Warhammer Online’s “Secret” Content.

A comment I made in the post before this one deserves some explanation. This is what I was referring to, from an interview with Paul Barnett.

“I was in charge of hiding all the crazy things around the world for people to find,” Paul confirmed. “I can safely say that no one has come anywhere near finding even two percent of them. There are years and years of finding all the nonsensical gags that are hidden within the game!”

There are two possibilities.

A. Large amounts of content was created that is so impossibly hard to find, that 98% of it has been completely invisible to even the most hardcore player, 2 months after release. This is apparently a good thing, as it allows the developers to think how jolly clever they are in hiding it. I disagree. Content that is that hard to find may as well not exist, and was a complete waste of development time that could have been used to flesh out the parts of the game that normal people do in fact experience. It was especially useless in persuading people to stay on after their first month.

In fact, how does Paul even know that “no one has come anywhere near finding even two percent of them”. Did they not only waste dev time creating this stuff, but then also spend time creating some method to track how many of them we’d found?

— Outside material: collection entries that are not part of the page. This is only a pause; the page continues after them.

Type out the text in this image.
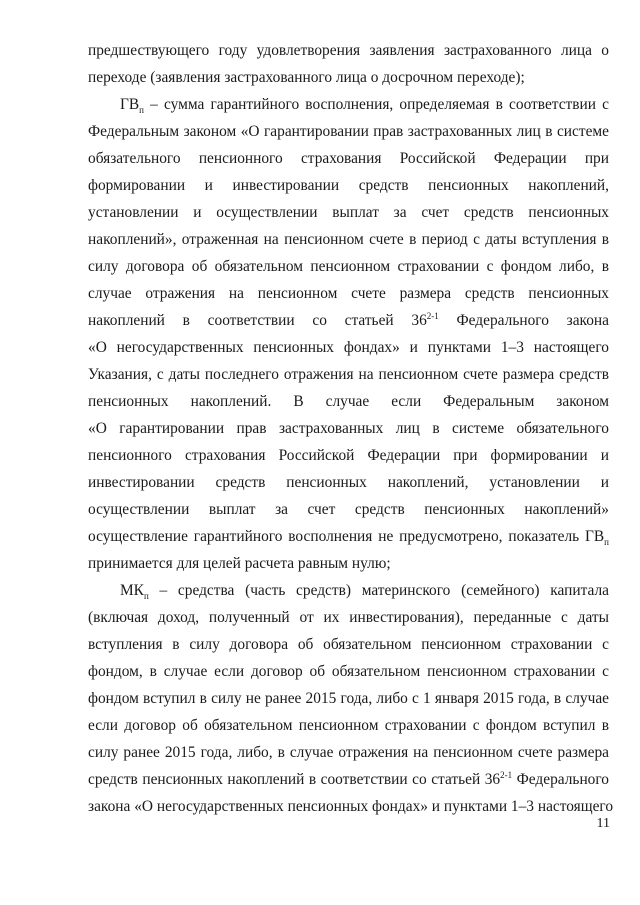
предшествующего году удовлетворения заявления застрахованного лица о
переходе (заявления застрахованного лица о досрочном переходе);
$ГВ_п$ – сумма гарантийного восполнения, определяемая в соответствии с
Федеральным законом «О гарантировании прав застрахованных лиц в системе
обязательного пенсионного страхования Российской Федерации при
формировании и инвестировании средств пенсионных накоплений,
установлении и осуществлении выплат за счет средств пенсионных
накоплений», отраженная на пенсионном счете в период с даты вступления в
силу договора об обязательном пенсионном страховании с фондом либо, в
случае отражения на пенсионном счете размера средств пенсионных
накоплений в соответствии со статьей 36$^{2-1}$ Федерального закона
«О негосударственных пенсионных фондах» и пунктами 1–3 настоящего
Указания, с даты последнего отражения на пенсионном счете размера средств
пенсионных накоплений. В случае если Федеральным законом
«О гарантировании прав застрахованных лиц в системе обязательного
пенсионного страхования Российской Федерации при формировании и
инвестировании средств пенсионных накоплений, установлении и
осуществлении выплат за счет средств пенсионных накоплений»
осуществление гарантийного восполнения не предусмотрено, показатель $ГВ_п$
принимается для целей расчета равным нулю;
$МК_п$ – средства (часть средств) материнского (семейного) капитала
(включая доход, полученный от их инвестирования), переданные с даты
вступления в силу договора об обязательном пенсионном страховании с
фондом, в случае если договор об обязательном пенсионном страховании с
фондом вступил в силу не ранее 2015 года, либо с 1 января 2015 года, в случае
если договор об обязательном пенсионном страховании с фондом вступил в
силу ранее 2015 года, либо, в случае отражения на пенсионном счете размера
средств пенсионных накоплений в соответствии со статьей 36$^{2-1}$ Федерального
закона «О негосударственных пенсионных фондах» и пунктами 1–3 настоящего
11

B. That the claims are untrue, or at best, wildly exaggerated. This may seem an unkind suggestion, but I have been here before. When EQ2 was released, one of the races that was supposed to be in the game was the Froglok, but upon trying to choose that race you would be confronted by this sight:


The depths of the deceit can be seen in a post I did back at that time. Suffice it to say, the race did not in fact exist in a playable form, and the suggestion we could find and unlock them was not true. A great many people wasted a whole lot of time trying to find something that did not exist. I did, uncharacteristically for me, eventually forgive them and go back, mostly because deep down I do love Everquest 2.

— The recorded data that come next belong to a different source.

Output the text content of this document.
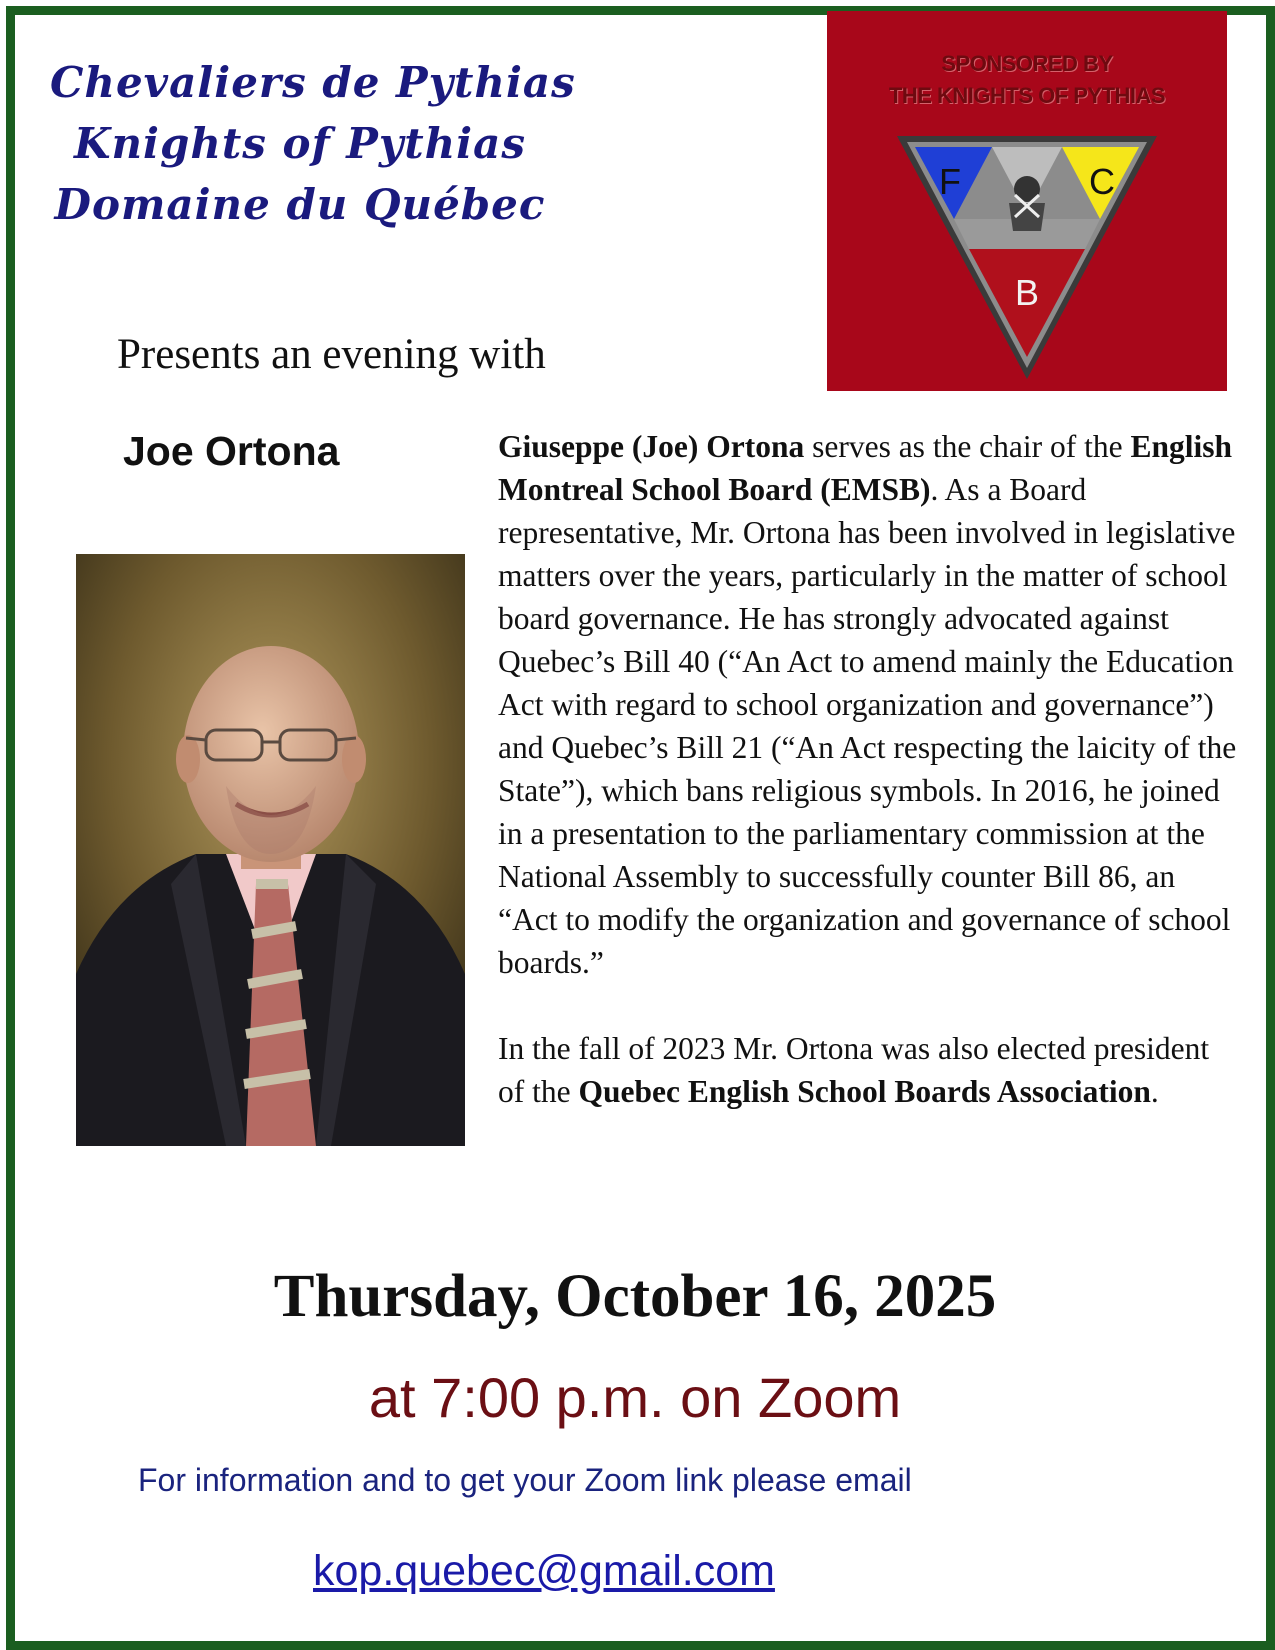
Chevaliers de Pythias
Knights of Pythias
Domaine du Québec
SPONSORED BY
THE KNIGHTS OF PYTHIAS
F	C
B
Presents an evening with
Joe Ortona	Giuseppe (Joe) Ortona serves as the chair of the English Montreal School Board (EMSB). As a Board representative, Mr. Ortona has been involved in legislative matters over the years, particularly in the matter of school board governance. He has strongly advocated against Quebec’s Bill 40 (“An Act to amend mainly the Education Act with regard to school organization and governance”) and Quebec’s Bill 21 (“An Act respecting the laicity of the State”), which bans religious symbols. In 2016, he joined in a presentation to the parliamentary commission at the National Assembly to successfully counter Bill 86, an “Act to modify the organization and governance of school boards.”

In the fall of 2023 Mr. Ortona was also elected president of the Quebec English School Boards Association.

Thursday, October 16, 2025
at 7:00 p.m. on Zoom
For information and to get your Zoom link please email
kop.quebec@gmail.com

My point is, when an MMO developer says that something is in the game, but we, the players, just haven’t been smart enough to find it yet, I am filled with suspicion. It is true that absence of evidence is not evidence of absence, but it’s a whole lot easier to say something exists than to make it so. It is a great delaying tactic.

So we have a choice between A) An awful display of time-management, wasting precious developer resources that could have been used to improve the game in tangible ways, or B) A claim designed to make us think that something exists, when it does not.

I do not know whether A or B is correct, but I find neither possibility particularly admirable. I am genuinely perplexed that anyone would be boasting about it. Or perhaps I’m just a cynical old bastard who doesn’t understand.